The Monetary Policy Committee of the Central Bank of Nigeria has decided to keep the country’s monetary policy rate at 27 percent. CBN Governor Olayemi Cardoso announced the decision at a press conference after the Committee’s 303rd meeting in Abuja. The monetary policy rate serves as the baseline interest rate for the economy, influencing other rates.
In addition to maintaining the policy rate, the Committee reaffirmed a tight monetary stance. It set the Cash Reserve Ratio at 45 percent for commercial banks, 16 percent for merchant banks, and 75 percent for non‑TSA public‑sector deposits. The Liquidity Ratio remains at 30 percent, and the Standing Facilities Corridor has been adjusted to +50 / –450 basis points around the policy rate.

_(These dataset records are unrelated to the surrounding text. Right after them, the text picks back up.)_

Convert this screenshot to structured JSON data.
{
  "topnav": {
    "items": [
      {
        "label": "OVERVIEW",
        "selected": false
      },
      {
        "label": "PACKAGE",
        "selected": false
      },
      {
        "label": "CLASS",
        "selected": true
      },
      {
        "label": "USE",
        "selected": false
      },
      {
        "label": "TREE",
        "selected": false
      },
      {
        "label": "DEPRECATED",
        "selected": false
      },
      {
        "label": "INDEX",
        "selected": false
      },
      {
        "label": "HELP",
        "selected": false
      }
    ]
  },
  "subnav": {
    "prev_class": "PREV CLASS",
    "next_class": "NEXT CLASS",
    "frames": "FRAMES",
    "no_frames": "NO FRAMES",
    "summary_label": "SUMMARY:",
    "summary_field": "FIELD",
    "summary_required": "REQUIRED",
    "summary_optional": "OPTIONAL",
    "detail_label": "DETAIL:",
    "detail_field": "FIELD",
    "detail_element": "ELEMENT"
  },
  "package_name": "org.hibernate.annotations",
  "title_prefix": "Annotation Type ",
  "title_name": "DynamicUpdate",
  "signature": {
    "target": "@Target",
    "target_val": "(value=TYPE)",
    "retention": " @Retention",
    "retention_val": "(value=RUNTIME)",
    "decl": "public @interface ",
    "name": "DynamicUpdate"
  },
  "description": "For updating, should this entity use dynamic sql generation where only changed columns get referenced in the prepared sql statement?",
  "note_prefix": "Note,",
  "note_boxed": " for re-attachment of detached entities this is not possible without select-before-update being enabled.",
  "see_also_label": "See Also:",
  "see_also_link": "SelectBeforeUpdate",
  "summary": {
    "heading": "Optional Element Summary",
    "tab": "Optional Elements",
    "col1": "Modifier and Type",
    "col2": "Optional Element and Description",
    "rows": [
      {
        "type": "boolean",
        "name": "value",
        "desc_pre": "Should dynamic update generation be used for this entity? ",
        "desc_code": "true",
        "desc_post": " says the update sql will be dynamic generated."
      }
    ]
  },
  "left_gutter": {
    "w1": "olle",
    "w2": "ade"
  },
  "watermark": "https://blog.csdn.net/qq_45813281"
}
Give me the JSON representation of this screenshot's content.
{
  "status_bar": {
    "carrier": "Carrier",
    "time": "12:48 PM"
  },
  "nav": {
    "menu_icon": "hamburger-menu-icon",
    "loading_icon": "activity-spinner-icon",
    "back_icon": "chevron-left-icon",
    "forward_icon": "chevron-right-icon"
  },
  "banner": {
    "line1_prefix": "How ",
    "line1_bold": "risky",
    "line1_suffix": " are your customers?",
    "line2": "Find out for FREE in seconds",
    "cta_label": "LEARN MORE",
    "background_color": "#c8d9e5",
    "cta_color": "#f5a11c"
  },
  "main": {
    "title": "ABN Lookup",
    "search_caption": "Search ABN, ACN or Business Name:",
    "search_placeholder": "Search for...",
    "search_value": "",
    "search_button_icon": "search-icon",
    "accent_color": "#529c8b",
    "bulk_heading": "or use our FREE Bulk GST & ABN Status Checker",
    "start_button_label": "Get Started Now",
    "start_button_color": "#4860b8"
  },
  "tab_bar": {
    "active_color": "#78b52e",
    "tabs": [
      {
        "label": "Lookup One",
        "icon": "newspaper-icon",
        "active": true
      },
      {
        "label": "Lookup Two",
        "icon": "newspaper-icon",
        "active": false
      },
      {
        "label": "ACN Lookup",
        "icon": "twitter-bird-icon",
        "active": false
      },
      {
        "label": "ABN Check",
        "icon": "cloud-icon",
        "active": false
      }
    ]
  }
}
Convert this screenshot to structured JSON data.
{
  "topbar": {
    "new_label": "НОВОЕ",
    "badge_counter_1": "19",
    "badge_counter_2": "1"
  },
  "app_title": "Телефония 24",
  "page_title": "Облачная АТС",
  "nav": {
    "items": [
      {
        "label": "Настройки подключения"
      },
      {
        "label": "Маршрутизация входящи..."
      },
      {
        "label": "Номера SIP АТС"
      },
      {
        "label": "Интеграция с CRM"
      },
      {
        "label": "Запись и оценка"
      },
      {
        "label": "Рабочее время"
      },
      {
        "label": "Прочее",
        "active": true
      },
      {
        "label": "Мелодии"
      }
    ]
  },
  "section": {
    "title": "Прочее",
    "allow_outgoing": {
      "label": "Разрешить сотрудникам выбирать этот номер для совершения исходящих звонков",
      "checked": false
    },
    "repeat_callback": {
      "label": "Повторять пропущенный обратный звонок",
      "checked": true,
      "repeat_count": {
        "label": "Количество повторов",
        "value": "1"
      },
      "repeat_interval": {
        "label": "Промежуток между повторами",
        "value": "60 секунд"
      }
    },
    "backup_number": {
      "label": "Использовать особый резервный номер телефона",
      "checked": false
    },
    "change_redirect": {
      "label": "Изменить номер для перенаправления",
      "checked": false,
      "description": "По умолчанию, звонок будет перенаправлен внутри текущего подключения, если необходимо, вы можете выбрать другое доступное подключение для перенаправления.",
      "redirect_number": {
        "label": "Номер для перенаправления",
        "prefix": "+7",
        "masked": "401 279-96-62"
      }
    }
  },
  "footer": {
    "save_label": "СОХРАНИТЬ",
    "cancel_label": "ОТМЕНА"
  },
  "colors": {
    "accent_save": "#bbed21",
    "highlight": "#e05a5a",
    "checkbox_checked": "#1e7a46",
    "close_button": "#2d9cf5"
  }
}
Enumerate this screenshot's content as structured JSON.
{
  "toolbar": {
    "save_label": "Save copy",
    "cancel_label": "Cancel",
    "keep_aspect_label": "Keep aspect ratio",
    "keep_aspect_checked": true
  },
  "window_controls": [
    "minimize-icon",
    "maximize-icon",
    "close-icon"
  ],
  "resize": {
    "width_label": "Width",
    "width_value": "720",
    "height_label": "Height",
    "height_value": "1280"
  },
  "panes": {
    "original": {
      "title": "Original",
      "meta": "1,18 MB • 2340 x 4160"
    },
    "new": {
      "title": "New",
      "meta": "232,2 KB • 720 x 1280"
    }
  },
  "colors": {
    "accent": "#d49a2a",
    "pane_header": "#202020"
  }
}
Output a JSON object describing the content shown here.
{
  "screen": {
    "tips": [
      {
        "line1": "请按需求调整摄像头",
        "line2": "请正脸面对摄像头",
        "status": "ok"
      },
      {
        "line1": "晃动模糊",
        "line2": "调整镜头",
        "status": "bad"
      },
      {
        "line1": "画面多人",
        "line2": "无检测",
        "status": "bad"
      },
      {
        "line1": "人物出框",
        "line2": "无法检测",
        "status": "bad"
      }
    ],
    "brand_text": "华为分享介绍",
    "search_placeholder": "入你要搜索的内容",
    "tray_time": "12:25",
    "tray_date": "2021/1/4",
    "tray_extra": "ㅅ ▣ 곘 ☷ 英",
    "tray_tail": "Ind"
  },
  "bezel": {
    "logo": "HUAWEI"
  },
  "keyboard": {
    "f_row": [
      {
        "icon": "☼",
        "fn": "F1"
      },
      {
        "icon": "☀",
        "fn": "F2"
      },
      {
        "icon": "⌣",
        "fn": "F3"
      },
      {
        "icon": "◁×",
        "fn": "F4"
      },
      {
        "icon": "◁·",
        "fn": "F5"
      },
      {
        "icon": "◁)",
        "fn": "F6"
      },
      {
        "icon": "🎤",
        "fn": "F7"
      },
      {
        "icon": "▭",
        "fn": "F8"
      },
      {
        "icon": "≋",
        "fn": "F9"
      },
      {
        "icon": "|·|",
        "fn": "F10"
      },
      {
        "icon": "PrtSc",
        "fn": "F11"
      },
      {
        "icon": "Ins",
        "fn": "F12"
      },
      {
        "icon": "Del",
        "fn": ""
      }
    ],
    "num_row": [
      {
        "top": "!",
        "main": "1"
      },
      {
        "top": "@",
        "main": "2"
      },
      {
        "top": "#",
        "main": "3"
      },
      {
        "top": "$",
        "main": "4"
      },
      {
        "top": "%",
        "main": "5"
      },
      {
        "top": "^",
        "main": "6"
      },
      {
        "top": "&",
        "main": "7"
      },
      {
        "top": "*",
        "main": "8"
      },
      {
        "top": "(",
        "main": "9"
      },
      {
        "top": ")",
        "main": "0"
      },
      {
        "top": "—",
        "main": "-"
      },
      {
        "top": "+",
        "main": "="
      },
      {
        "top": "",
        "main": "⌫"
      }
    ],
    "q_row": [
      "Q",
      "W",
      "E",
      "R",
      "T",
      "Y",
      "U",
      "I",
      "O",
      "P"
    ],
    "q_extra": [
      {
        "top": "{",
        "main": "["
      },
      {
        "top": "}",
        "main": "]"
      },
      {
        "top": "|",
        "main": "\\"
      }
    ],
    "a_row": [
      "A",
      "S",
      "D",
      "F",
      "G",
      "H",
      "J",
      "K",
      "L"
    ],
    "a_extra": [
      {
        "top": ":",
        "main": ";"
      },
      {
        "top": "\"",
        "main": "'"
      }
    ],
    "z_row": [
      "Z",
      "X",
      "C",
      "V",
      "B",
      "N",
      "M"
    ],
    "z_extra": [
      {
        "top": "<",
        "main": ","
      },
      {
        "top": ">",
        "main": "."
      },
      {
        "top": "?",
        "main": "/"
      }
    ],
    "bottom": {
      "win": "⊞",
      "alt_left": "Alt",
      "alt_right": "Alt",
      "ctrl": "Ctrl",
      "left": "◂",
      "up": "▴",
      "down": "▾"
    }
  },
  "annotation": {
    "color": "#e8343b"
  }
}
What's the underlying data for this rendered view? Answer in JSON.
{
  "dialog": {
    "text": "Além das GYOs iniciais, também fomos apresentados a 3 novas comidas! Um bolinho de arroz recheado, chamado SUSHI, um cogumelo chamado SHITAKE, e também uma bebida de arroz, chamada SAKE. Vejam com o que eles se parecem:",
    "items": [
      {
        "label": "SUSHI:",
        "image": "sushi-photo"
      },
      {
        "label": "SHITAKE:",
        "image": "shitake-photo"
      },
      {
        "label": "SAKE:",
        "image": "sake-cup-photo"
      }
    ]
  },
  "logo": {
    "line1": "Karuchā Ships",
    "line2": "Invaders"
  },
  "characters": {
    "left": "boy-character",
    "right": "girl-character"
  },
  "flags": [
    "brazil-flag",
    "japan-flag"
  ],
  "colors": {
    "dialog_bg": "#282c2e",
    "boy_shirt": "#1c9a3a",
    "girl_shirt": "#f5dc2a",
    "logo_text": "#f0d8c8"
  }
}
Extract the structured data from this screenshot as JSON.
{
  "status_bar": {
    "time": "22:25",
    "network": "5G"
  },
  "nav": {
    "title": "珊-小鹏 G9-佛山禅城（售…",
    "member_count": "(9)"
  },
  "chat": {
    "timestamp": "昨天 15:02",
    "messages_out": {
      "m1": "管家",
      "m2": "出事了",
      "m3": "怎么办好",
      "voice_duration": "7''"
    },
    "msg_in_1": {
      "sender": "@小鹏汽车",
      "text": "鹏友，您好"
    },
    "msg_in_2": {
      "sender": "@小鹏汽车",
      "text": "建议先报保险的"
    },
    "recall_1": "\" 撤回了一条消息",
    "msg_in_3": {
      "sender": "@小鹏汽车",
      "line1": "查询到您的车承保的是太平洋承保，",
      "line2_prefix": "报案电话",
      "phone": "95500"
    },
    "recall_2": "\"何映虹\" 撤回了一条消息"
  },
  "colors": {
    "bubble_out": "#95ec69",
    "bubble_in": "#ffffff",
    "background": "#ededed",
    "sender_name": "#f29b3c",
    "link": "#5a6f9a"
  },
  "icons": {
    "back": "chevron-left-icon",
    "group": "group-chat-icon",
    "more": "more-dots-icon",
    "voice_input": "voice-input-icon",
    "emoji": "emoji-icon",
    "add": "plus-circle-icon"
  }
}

These measures aim to achieve low and stable inflation, building on the continued deceleration in headline inflation driven by sustained monetary tightening, stable exchange rates, and fuel‑price stability. Although inflation remains high, the Committee notes that further coordinated policy efforts are needed to bring it down.
The CBN also highlighted progress in bank recapitalization, with 16 banks now meeting regulatory requirements. Regarding the global outlook, Governor Cardoso expects a medium‑term recovery but cautions that growth could be constrained by trade tensions between the United States and its key trading partners. The Committee projects that global inflation will stay above pre‑pandemic levels in the near term.
The governor reaffirmed the commitment to evidence‑based monetary policy to safeguard price stability and strengthen the resilience of the financial system. These decisions reflect the Central Bank’s focus on managing inflation and maintaining economic stability. As Nigeria navigates global economic trends, the CBN’s monetary policy will be crucial in shaping the country’s economic trajectory, supporting sustainable growth and development.